Perspective is so important in our Christian lives. In this short passage, Joseph points out that it was God who sent him there, and that God had a purpose.
I love this story because the Lord gives us a little peek into how things work. In our lives, we don’t always get to see behind the scenes. There are times when we may never see the good that comes from a tragedy. But we can trust that it’s there because God’s word makes that promise in Romans 8:28.
But in this story, we get a front row seat. We see the evil actions, and the dire circumstances. We see how so many things went badly for Joseph. But we also see how the Lord was with him through it all. We see God moving here and there, and how everything worked according to His plan, even when it may have seemed things were spiraling out of control. God had a handle on it the whole time.
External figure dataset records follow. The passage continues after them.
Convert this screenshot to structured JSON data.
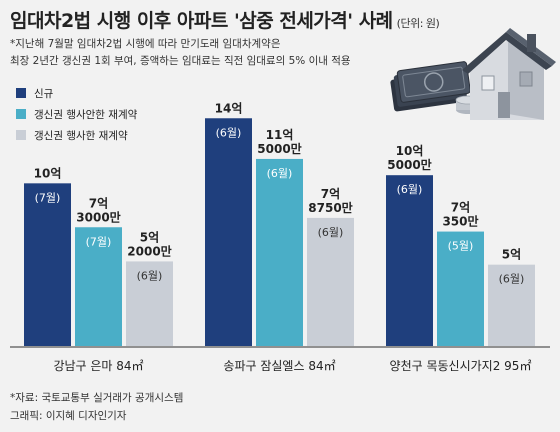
{
  "title": "임대차2법 시행 이후 아파트 '삼중 전세가격' 사례",
  "unit": "(단위: 원)",
  "notes": [
    "*지난해 7월말 임대차2법 시행에 따라 만기도래 임대차계약은",
    "최장 2년간 갱신권 1회 부여, 증액하는 임대료는 직전 임대료의 5% 이내 적용"
  ],
  "footer": {
    "source": "*자료: 국토교통부 실거래가 공개시스템",
    "credit": "그래픽: 이지혜 디자인기자"
  },
  "colors": {
    "new": "#1f3f7d",
    "renew_without_right": "#4aaec7",
    "renew_with_right": "#c9ced6"
  },
  "icon": "house-with-money-icon",
  "chart_data": {
    "type": "bar",
    "title": "임대차2법 시행 이후 아파트 '삼중 전세가격' 사례",
    "ylabel": "",
    "ylim": [
      0,
      150000
    ],
    "grid": false,
    "legend": "top-left",
    "categories": [
      "강남구 은마 84㎡",
      "송파구 잠실엘스 84㎡",
      "양천구 목동신시가지2 95㎡"
    ],
    "series": [
      {
        "name": "신규",
        "values": [
          100000,
          140000,
          105000
        ],
        "labels": [
          "10억",
          "14억",
          "10억\n5000만"
        ],
        "months": [
          "(7월)",
          "(6월)",
          "(6월)"
        ]
      },
      {
        "name": "갱신권 행사안한 재계약",
        "values": [
          73000,
          115000,
          70350
        ],
        "labels": [
          "7억\n3000만",
          "11억\n5000만",
          "7억\n350만"
        ],
        "months": [
          "(7월)",
          "(6월)",
          "(5월)"
        ]
      },
      {
        "name": "갱신권 행사한 재계약",
        "values": [
          52000,
          78750,
          50000
        ],
        "labels": [
          "5억\n2000만",
          "7억\n8750만",
          "5억"
        ],
        "months": [
          "(6월)",
          "(6월)",
          "(6월)"
        ]
      }
    ]
  }
}
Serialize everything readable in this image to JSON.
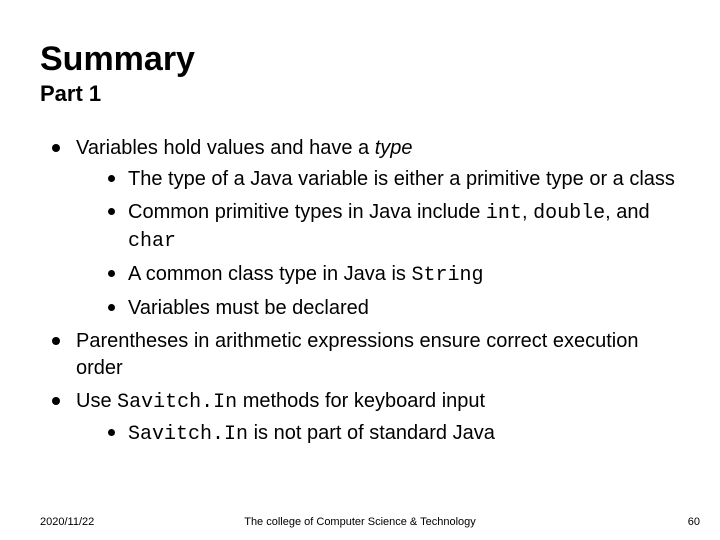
{
  "title": "Summary",
  "subtitle": "Part 1",
  "title_color": "#000000",
  "title_fontsize": 34,
  "subtitle_fontsize": 22,
  "body_fontsize": 20,
  "bullet_color": "#000000",
  "background_color": "#ffffff",
  "mono_font": "Courier New",
  "bullets": {
    "b1": {
      "pre": "Variables hold values and have a ",
      "em": "type",
      "sub": {
        "s1a": "The type of a Java variable is either a primitive type or a class",
        "s2_pre": "Common primitive types in Java include ",
        "s2_code1": "int",
        "s2_mid1": ", ",
        "s2_code2": "double",
        "s2_mid2": ", and ",
        "s2_code3": "char",
        "s3_pre": "A common class type in Java is ",
        "s3_code": "String",
        "s4": "Variables must be declared"
      }
    },
    "b2": "Parentheses in arithmetic expressions ensure correct execution order",
    "b3": {
      "pre": "Use ",
      "code": "Savitch.In",
      "post": " methods for keyboard input",
      "sub": {
        "s1_code": "Savitch.In",
        "s1_post": " is not part of standard Java"
      }
    }
  },
  "footer": {
    "date": "2020/11/22",
    "center": "The college of Computer Science & Technology",
    "page": "60",
    "fontsize": 11
  }
}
Joseph understood that the God is sovereign. Nothing could touch Joseph that the Lord did not allow. His brothers and their evil plan weren’t in charge of his life. Bad circumstances weren’t in charge of his life.
Joseph did not give other people or his circumstances that kind of power over him. He recognized that God, alone, was in charge of his life.
You and I can learn from that today. We can give thanks in and for all things, when we trust in the sovereignty of God. Because we know and trust that He is orchestrating our lives for His glory and our good.